Re: Strange behavior: pgbench and new Linux kernels

From: Greg Smith <gsmith(at)gregsmith(dot)com>
To: Kevin Grittner <Kevin(dot)Grittner(at)wicourts(dot)gov>
Cc: pgsql-performance(at)postgresql(dot)org
Subject: Re: Strange behavior: pgbench and new Linux kernels
Date: 2009-04-04 16:07:58
Message-ID: alpine.GSO.2.01.0904041147540.27286@westnet.com
Views: Raw Message | Whole Thread | Download mbox | Resend email
Thread:
Lists: pgsql-performance

On Tue, 31 Mar 2009, Kevin Grittner wrote:

>>>> On Thu, Apr 17, 2008 at 7:26 PM, Greg Smith wrote:
>
>> On this benchmark 2.6.25 is the worst kernel yet:
>
> I don't remember seeing a follow-up on this issue from last year.
> Are there still any particular kernels to avoid based on this?

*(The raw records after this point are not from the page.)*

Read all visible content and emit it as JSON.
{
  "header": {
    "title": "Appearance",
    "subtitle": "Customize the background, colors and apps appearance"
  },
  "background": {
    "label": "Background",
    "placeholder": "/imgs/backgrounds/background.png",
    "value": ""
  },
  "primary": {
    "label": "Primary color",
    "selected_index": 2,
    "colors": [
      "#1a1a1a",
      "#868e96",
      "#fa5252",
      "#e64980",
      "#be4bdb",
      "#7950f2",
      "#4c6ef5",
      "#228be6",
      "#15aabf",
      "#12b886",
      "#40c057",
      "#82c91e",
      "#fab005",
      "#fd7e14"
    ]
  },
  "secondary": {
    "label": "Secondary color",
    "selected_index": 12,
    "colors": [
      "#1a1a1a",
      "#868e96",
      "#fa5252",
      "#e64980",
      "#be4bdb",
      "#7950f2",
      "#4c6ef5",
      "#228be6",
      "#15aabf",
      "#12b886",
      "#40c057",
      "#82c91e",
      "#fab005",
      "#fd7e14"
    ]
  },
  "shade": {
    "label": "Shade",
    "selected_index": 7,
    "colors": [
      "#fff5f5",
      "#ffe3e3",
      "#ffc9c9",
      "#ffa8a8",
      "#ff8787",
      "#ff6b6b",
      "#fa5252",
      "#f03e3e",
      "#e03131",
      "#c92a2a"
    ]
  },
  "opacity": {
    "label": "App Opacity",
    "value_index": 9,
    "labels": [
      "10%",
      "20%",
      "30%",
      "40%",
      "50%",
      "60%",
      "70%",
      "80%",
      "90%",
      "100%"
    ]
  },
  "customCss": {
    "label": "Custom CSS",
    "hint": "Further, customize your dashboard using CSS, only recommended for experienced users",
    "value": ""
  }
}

I just discovered something really fascinating here. The problem is
strictly limited to when you're connecting via Unix-domain sockets; use
TCP/IP instead, and it goes away.

To refresh everyone's memory here, I reported a problem to the LKML here:
http://lkml.org/lkml/2008/5/21/292 Got some patches and some kernel tweaks
for the scheduler but never a clear resolution for the cause, which kept
anybody from getting too excited about merging anything. Test results
comparing various tweaks on the hardware I'm still using now are at
http://lkml.org/lkml/2008/5/26/288

For example, here's kernel 2.6.25 running pgbench with 50 clients with a
Q6000 processor, demonstrating poor performance--I'd get >20K TPS here
with a pre-CFS kernel:

$ pgbench -S -t 4000 -c 50 -n pgbench
transaction type: SELECT only
scaling factor: 10
query mode: simple
number of clients: 50
number of transactions per client: 4000
number of transactions actually processed: 200000/200000
tps = 8288.047442 (including connections establishing)
tps = 8319.702195 (excluding connections establishing)

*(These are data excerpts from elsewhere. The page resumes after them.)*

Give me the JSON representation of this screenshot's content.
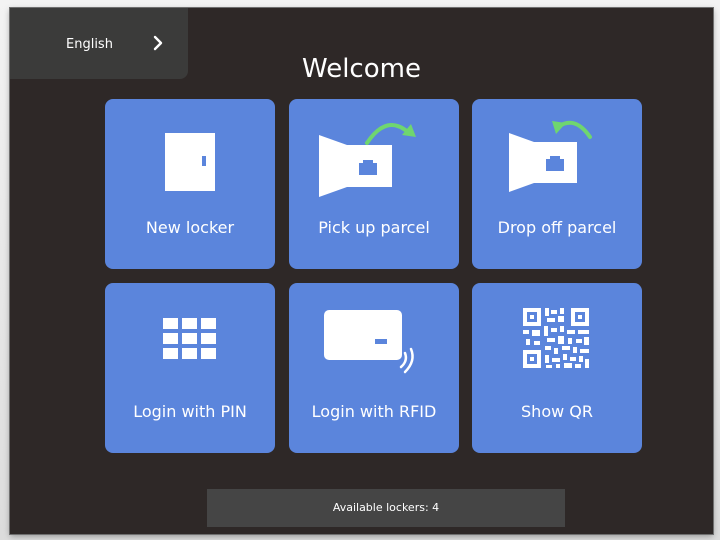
{
  "language": {
    "label": "English"
  },
  "title": "Welcome",
  "tiles": [
    {
      "label": "New locker",
      "icon": "locker-door-icon"
    },
    {
      "label": "Pick up parcel",
      "icon": "pickup-parcel-icon"
    },
    {
      "label": "Drop off parcel",
      "icon": "dropoff-parcel-icon"
    },
    {
      "label": "Login with PIN",
      "icon": "keypad-icon"
    },
    {
      "label": "Login with RFID",
      "icon": "rfid-card-icon"
    },
    {
      "label": "Show QR",
      "icon": "qr-code-icon"
    }
  ],
  "footer": {
    "text": "Available lockers: 4"
  },
  "colors": {
    "background": "#2e2827",
    "tile": "#5b85dc",
    "arrow": "#6fd66f",
    "language_bar": "#3b3b3a",
    "footer": "#454545"
  }
}
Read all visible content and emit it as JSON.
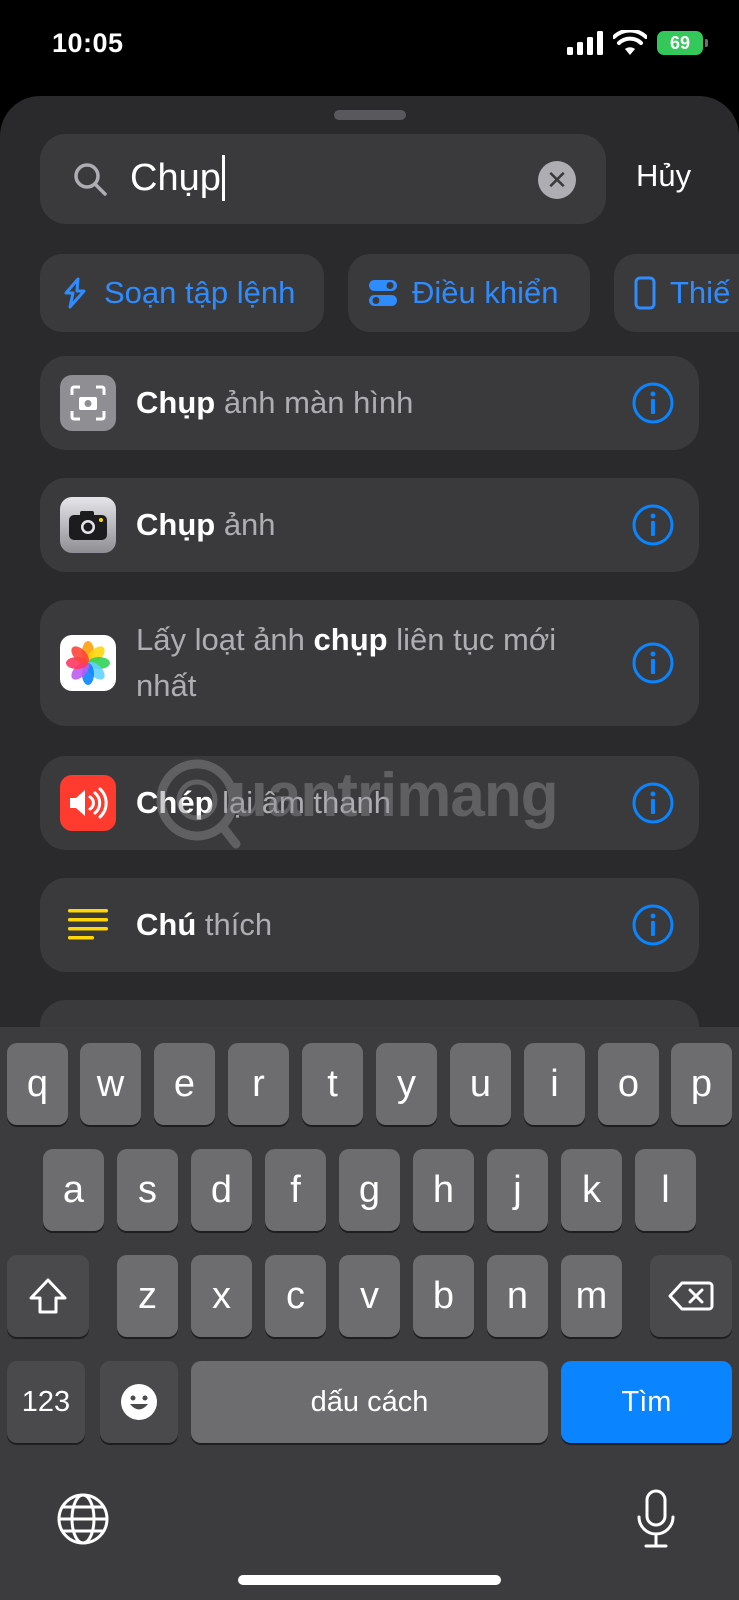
{
  "status_bar": {
    "time": "10:05",
    "battery": "69"
  },
  "search": {
    "query": "Chụp",
    "cancel_label": "Hủy"
  },
  "chips": [
    {
      "label": "Soạn tập lệnh",
      "icon": "scripting-icon"
    },
    {
      "label": "Điều khiển",
      "icon": "toggle-icon"
    },
    {
      "label": "Thiế",
      "icon": "device-icon"
    }
  ],
  "results": [
    {
      "bold": "Chụp",
      "rest": " ảnh màn hình",
      "icon": "screenshot-icon"
    },
    {
      "bold": "Chụp",
      "rest": " ảnh",
      "icon": "camera-icon"
    },
    {
      "pre": "Lấy loạt ảnh ",
      "bold": "chụp",
      "rest": " liên tục mới nhất",
      "icon": "photos-icon"
    },
    {
      "bold": "Chép",
      "rest": " lại âm thanh",
      "icon": "sound-icon"
    },
    {
      "bold": "Chú",
      "rest": " thích",
      "icon": "notes-icon"
    }
  ],
  "keyboard": {
    "row1": [
      "q",
      "w",
      "e",
      "r",
      "t",
      "y",
      "u",
      "i",
      "o",
      "p"
    ],
    "row2": [
      "a",
      "s",
      "d",
      "f",
      "g",
      "h",
      "j",
      "k",
      "l"
    ],
    "row3": [
      "z",
      "x",
      "c",
      "v",
      "b",
      "n",
      "m"
    ],
    "numbers_key": "123",
    "space_label": "dấu cách",
    "return_label": "Tìm"
  },
  "watermark": "uantrimang",
  "colors": {
    "accent": "#0a84ff",
    "sheet": "#2a2a2c",
    "cell": "#3a3a3c"
  }
}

If I now execute exactly the same test, but using localhost, performance
returns to normal:

$ pgbench -S -t 4000 -c 50 -n -h localhost pgbench
transaction type: SELECT only
scaling factor: 10
query mode: simple
number of clients: 50
number of transactions per client: 4000
number of transactions actually processed: 200000/200000
tps = 17575.277771 (including connections establishing)
tps = 17724.651090 (excluding connections establishing)

That's 100% repeatable, I ran each test several times each way.

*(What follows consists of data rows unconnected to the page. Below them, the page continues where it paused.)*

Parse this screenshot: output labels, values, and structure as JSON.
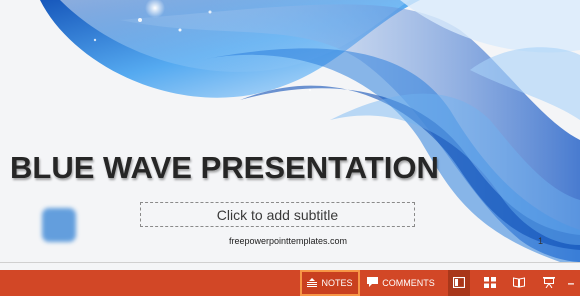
{
  "slide": {
    "title": "BLUE WAVE PRESENTATION",
    "subtitle_placeholder": "Click to add subtitle",
    "footer": "freepowerpointtemplates.com",
    "slide_number": "1"
  },
  "statusbar": {
    "notes_label": "NOTES",
    "comments_label": "COMMENTS",
    "zoom_out_label": "–",
    "notes_icon": "notes-icon",
    "comments_icon": "comment-icon",
    "normal_view_icon": "normal-view-icon",
    "sorter_view_icon": "slide-sorter-icon",
    "reading_view_icon": "reading-view-icon",
    "slideshow_icon": "slideshow-icon",
    "accent_color": "#d24726",
    "highlight_color": "#f79646"
  },
  "theme": {
    "wave_color": "#1f6fd1",
    "title_color": "#262626"
  }
}
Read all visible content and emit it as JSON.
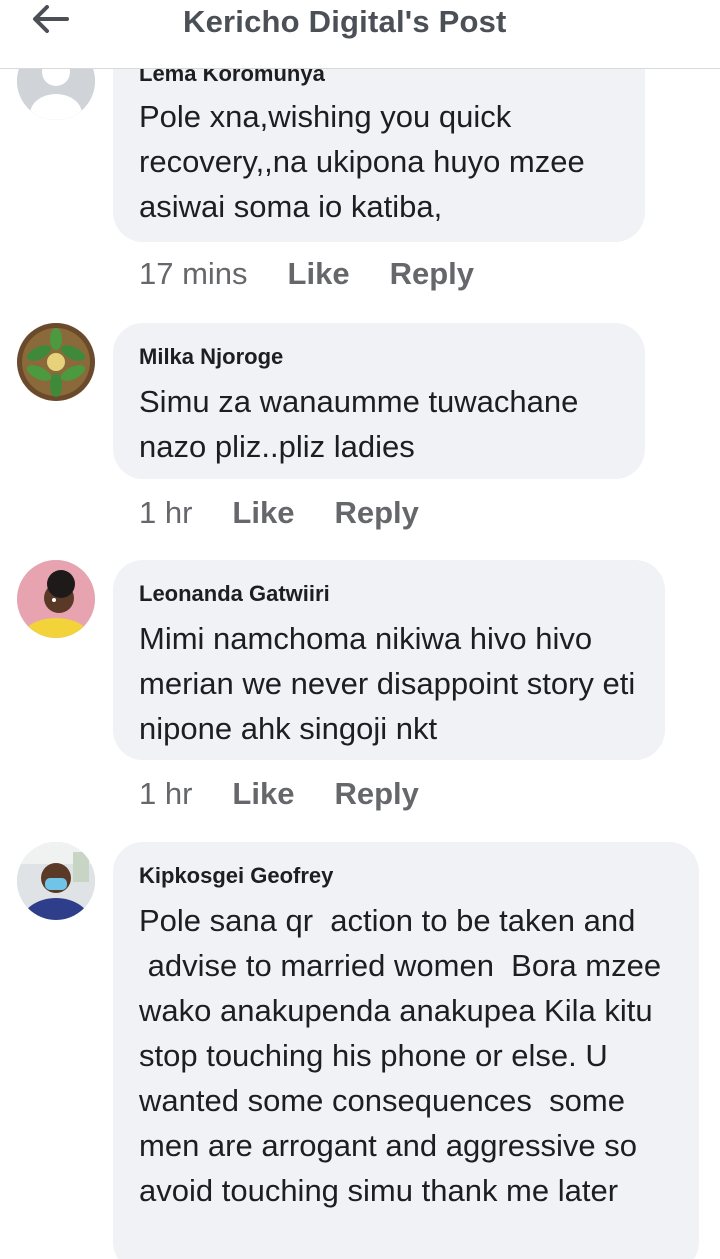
{
  "header": {
    "title": "Kericho Digital's Post",
    "back_icon": "arrow-left-icon"
  },
  "comments": [
    {
      "author": "Lema Koromunya",
      "text": "Pole xna,wishing you quick recovery,,na ukipona huyo mzee asiwai soma io katiba,",
      "time": "17 mins",
      "like": "Like",
      "reply": "Reply"
    },
    {
      "author": "Milka Njoroge",
      "text": "Simu za wanaumme tuwachane nazo pliz..pliz ladies",
      "time": "1 hr",
      "like": "Like",
      "reply": "Reply"
    },
    {
      "author": "Leonanda Gatwiiri",
      "text": "Mimi namchoma nikiwa hivo hivo merian we never disappoint story eti nipone ahk singoji nkt",
      "time": "1 hr",
      "like": "Like",
      "reply": "Reply"
    },
    {
      "author": "Kipkosgei Geofrey",
      "text": "Pole sana qr  action to be taken and\n advise to married women  Bora mzee wako anakupenda anakupea Kila kitu stop touching his phone or else. U  wanted some consequences  some men are arrogant and aggressive so avoid touching simu thank me later",
      "time": "",
      "like": "",
      "reply": ""
    }
  ]
}
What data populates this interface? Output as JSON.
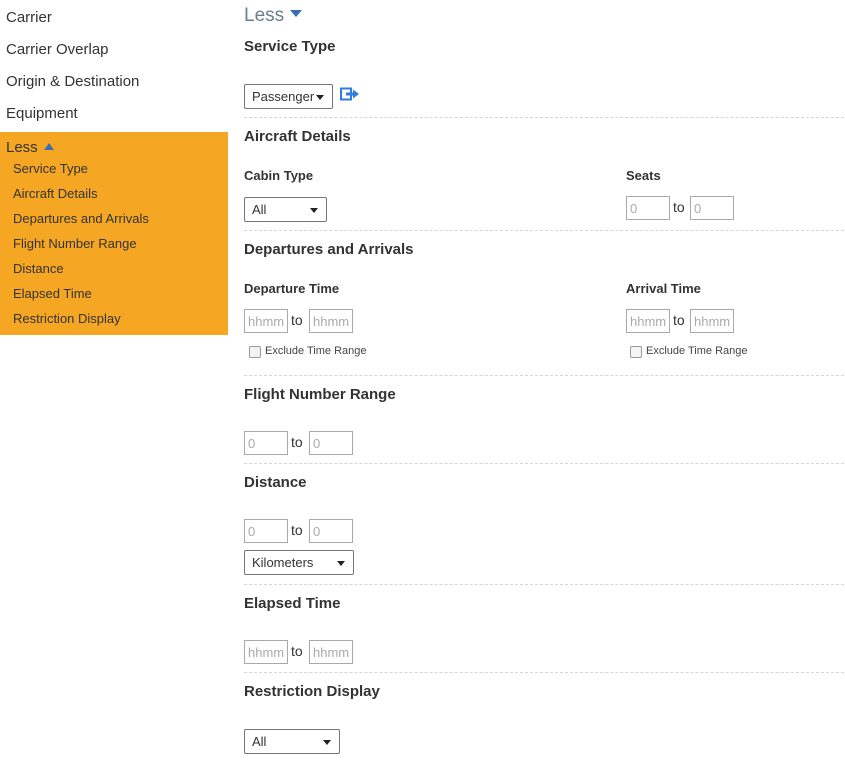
{
  "sidebar": {
    "links": [
      "Carrier",
      "Carrier Overlap",
      "Origin & Destination",
      "Equipment"
    ],
    "less_label": "Less",
    "sub_items": [
      "Service Type",
      "Aircraft Details",
      "Departures and Arrivals",
      "Flight Number Range",
      "Distance",
      "Elapsed Time",
      "Restriction Display"
    ],
    "panel_color": "#f5a623"
  },
  "main": {
    "less_label": "Less",
    "service_type": {
      "title": "Service Type",
      "select_value": "Passenger",
      "icon": "export-icon"
    },
    "aircraft_details": {
      "title": "Aircraft Details",
      "cabin_type_label": "Cabin Type",
      "cabin_type_value": "All",
      "seats_label": "Seats",
      "seats_from_placeholder": "0",
      "seats_to_placeholder": "0",
      "to_text": "to"
    },
    "departures_arrivals": {
      "title": "Departures and Arrivals",
      "departure_label": "Departure Time",
      "arrival_label": "Arrival Time",
      "time_placeholder": "hhmm",
      "to_text": "to",
      "exclude_label": "Exclude Time Range"
    },
    "flight_number_range": {
      "title": "Flight Number Range",
      "from_placeholder": "0",
      "to_placeholder": "0",
      "to_text": "to"
    },
    "distance": {
      "title": "Distance",
      "from_placeholder": "0",
      "to_placeholder": "0",
      "to_text": "to",
      "unit_value": "Kilometers"
    },
    "elapsed_time": {
      "title": "Elapsed Time",
      "from_placeholder": "hhmm",
      "to_placeholder": "hhmm",
      "to_text": "to"
    },
    "restriction_display": {
      "title": "Restriction Display",
      "select_value": "All"
    }
  },
  "colors": {
    "accent_blue": "#3b6db4",
    "icon_blue": "#2f7de1"
  }
}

So the new summary here of what I've found is that if:

1) You're running Linux 2.6.23 or greater (confirmed in up to 2.6.26)
2) You connect over a Unix-domain socket
3) Your client count is relatively high (>8 clients/core)

You can expect your pgbench results to tank. Switch to connecting over
TCP/IP to localhost, and everything is fine; it's not quite as fast as the
pre-CFS kernels in some cases, in others it's faster though.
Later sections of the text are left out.